Straw Innovations Ltd. said it will soon formally start operations of the world’s pilot plant for an R2B project, which aims to use leftover rice straw to make clean energy.
The facility is located in Victoria, Laguna and will be officially launched on June 26. “The official launching will be an opportunity to share findings from the project, see the system working and present plans for scaling out,” the company said in a statement.
Rice is the world’s number one food crop, but farmers are having a hard time to dispose the stems and leaves (straw) out of unhusked rice. In Asia, this has become a major disposable problem, with around 300 million tons of rice straws being burned in paddy fields each year.
But then, prior research has shown that the straw can be gathered and processed to release the methane in a controlled environment, where it can be captured and used as a clean-burning cooking fuel (biogas).
“Wouldn’t it be amazing if we could transform a massive waste problem into an opportunity to make clean energy, a soil enhancer and a source of jobs for rural areas?” it added.
The company’s R2B project in Laguna is the first of its kind, which could make affordable, clean biogas fuel and fertilizer from rice straw through a process called anaerobic digestion.

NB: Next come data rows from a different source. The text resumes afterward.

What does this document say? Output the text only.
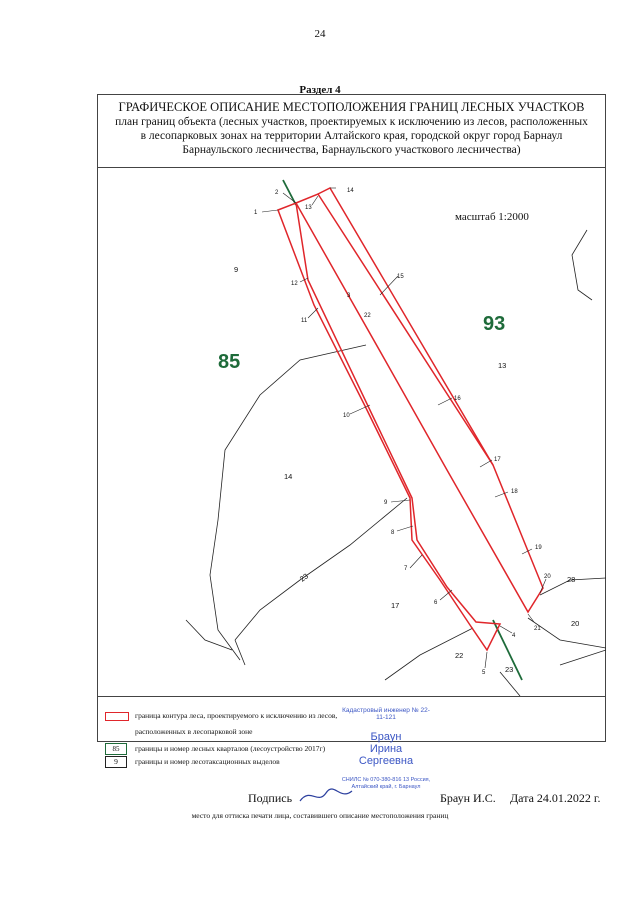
24
Раздел 4
ГРАФИЧЕСКОЕ ОПИСАНИЕ МЕСТОПОЛОЖЕНИЯ ГРАНИЦ ЛЕСНЫХ УЧАСТКОВ
план границ объекта (лесных участков, проектируемых к исключению из лесов, расположенных
в лесопарковых зонах на территории Алтайского края, городской округ город Барнаул
Барнаульского лесничества, Барнаульского участкового лесничества)
1
2
3
4
5
6
7
8
9
10
11
12
13
14
15
16
17
18
19
20
21
22
9
14
17
22
13
28
20
23
23
85
93
масштаб 1:2000
Кадастровый инженер № 22-11-121
Браун
Ирина
Сергеевна
СНИЛС № 070-380-816 13 Россия, Алтайский край, г. Барнаул
граница контура леса, проектируемого к исключению из лесов,
расположенных в лесопарковой зоне
85	границы и номер лесных кварталов (лесоустройство 2017г)
9	границы и номер лесотаксационных выделов
Подпись	Браун И.С. Дата 24.01.2022 г.
место для оттиска печати лица, составившего описание местоположения границ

It is showcasing an efficient method of collecting rice straw and feeding it into two dry anaerobic digesters with gas processing equipment that can deliver a range of clean energy products. This system is backed up by lab work and analysis by university and commercial partners in the UK.
The company said the internationally significant prototype is already bringing benefits to local rice farmers, creating rural jobs and enhancing the environment as a viable alternative to burning rice straw.
Outside the Philippines, China is also constructing its first R2B plant.